Постояв немного, он довольно тяжело плюхнулся на землю. Это было уловкой особого рода — средством убедиться, спят ли бледнолицые и насколько крепок их сон.
Заливистый и дружный храп спящих показал индейцу, что его маневр не нарушил сна трапперов. Однако Красное Облако еще два раза повторил тот же прием и только потом отполз на некоторое расстояние от спящих и подозвал тихим свистом своего коня. Лошадь была расседлана. На ней не было даже попоны. Это не остановило индейца. Одним прыжком Красное Облако оказался на спине мустанга и погнал его в ночную мглу.

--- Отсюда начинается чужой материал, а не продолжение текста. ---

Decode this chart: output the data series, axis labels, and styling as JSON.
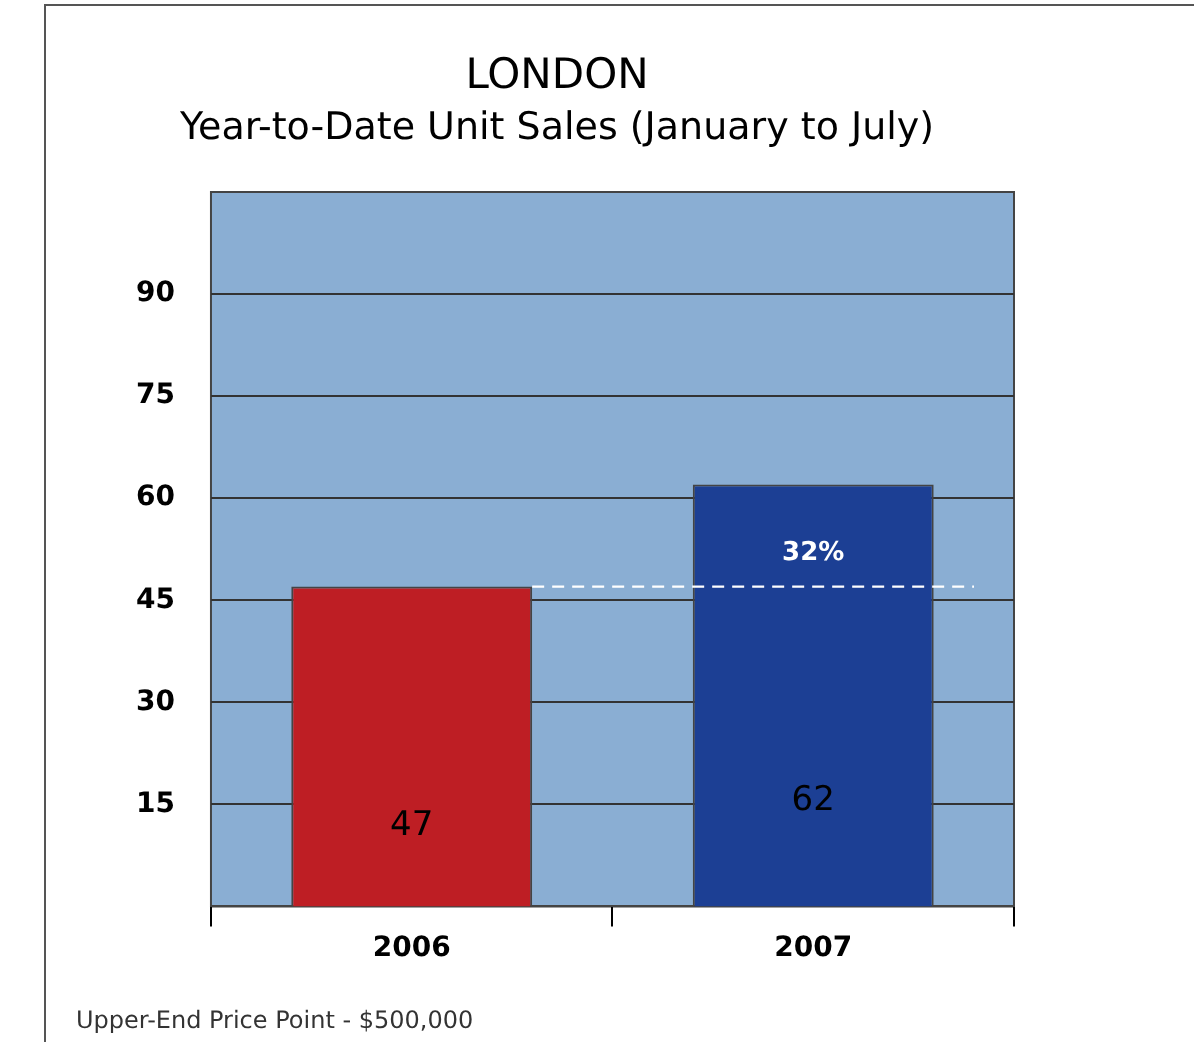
{
  "chart_data": {
    "type": "bar",
    "title": "LONDON",
    "subtitle": "Year-to-Date Unit Sales (January to July)",
    "categories": [
      "2006",
      "2007"
    ],
    "values": [
      47,
      62
    ],
    "colors": [
      "#be1e24",
      "#1c3f94"
    ],
    "ylim": [
      0,
      105
    ],
    "yticks": [
      15,
      30,
      45,
      60,
      75,
      90
    ],
    "grid": "y",
    "legend": false,
    "data_labels": true,
    "ref_lines": [
      {
        "axis": "y",
        "value": 47,
        "color": "#ffffff",
        "line_style": "dashed"
      }
    ],
    "annotations": [
      {
        "text": "32%",
        "x": "2007",
        "y": 47
      },
      "Upper-End Price Point - $500,000"
    ]
  }
}
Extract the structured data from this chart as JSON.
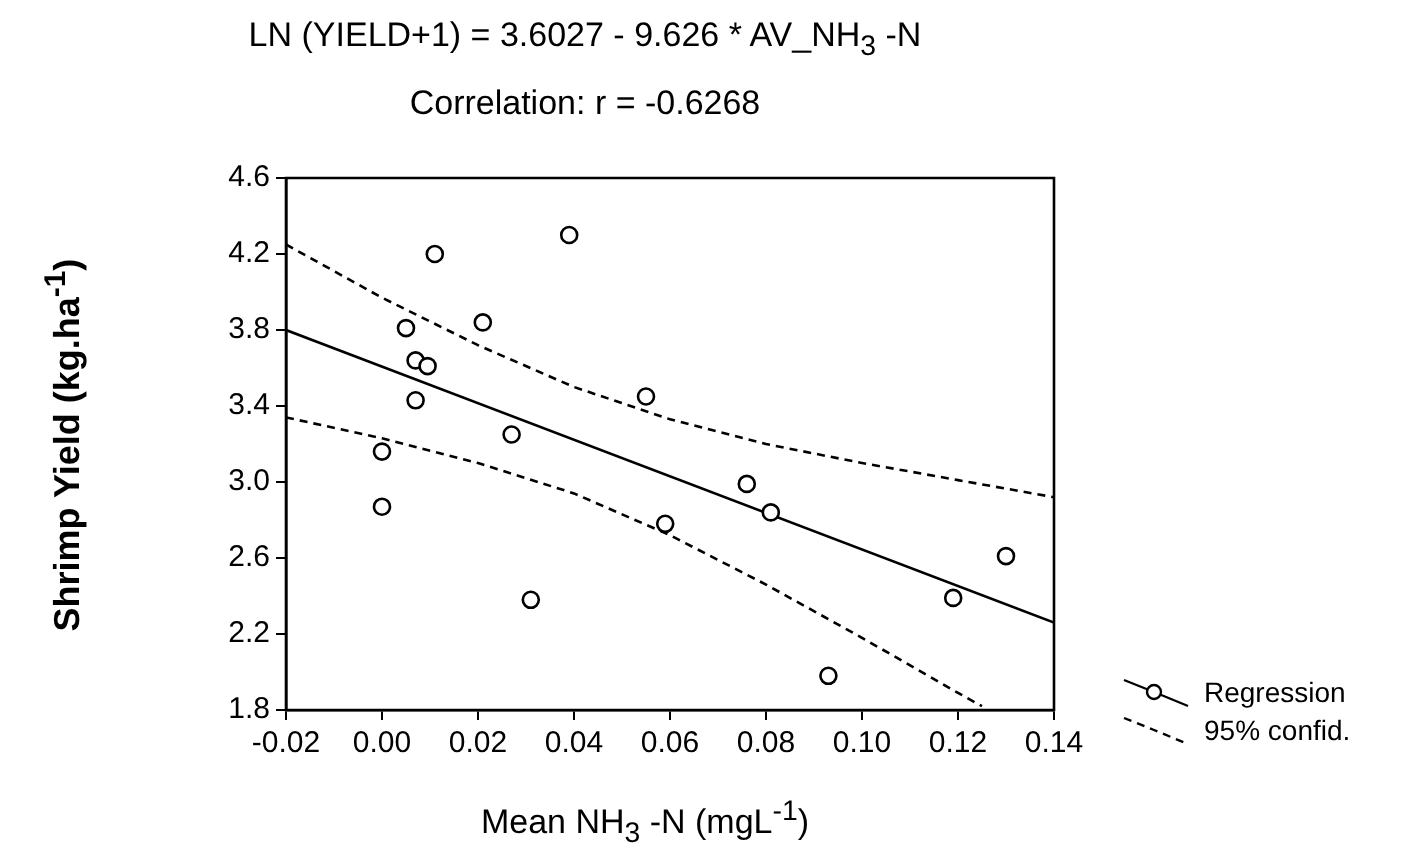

Усталому коню, конечно, не хотелось пускаться в ночные странствия. Он охотнее остался бы рядом с конями трапперов. Но индеец сжимал коленями бока лошади, железной рукой натягивал узду. Конь, потоптавшись на месте, рванул и помчался стрелой. Топот копыт глухо раздавался в ночной тишине, потом звуки стали слабеть и слабеть. В лагере трапперов по-прежнему все было спокойно: охвативший усталых людей сон был так крепок, что трапперы не проснулись от шумного бега коня, уносившего Красное Облако.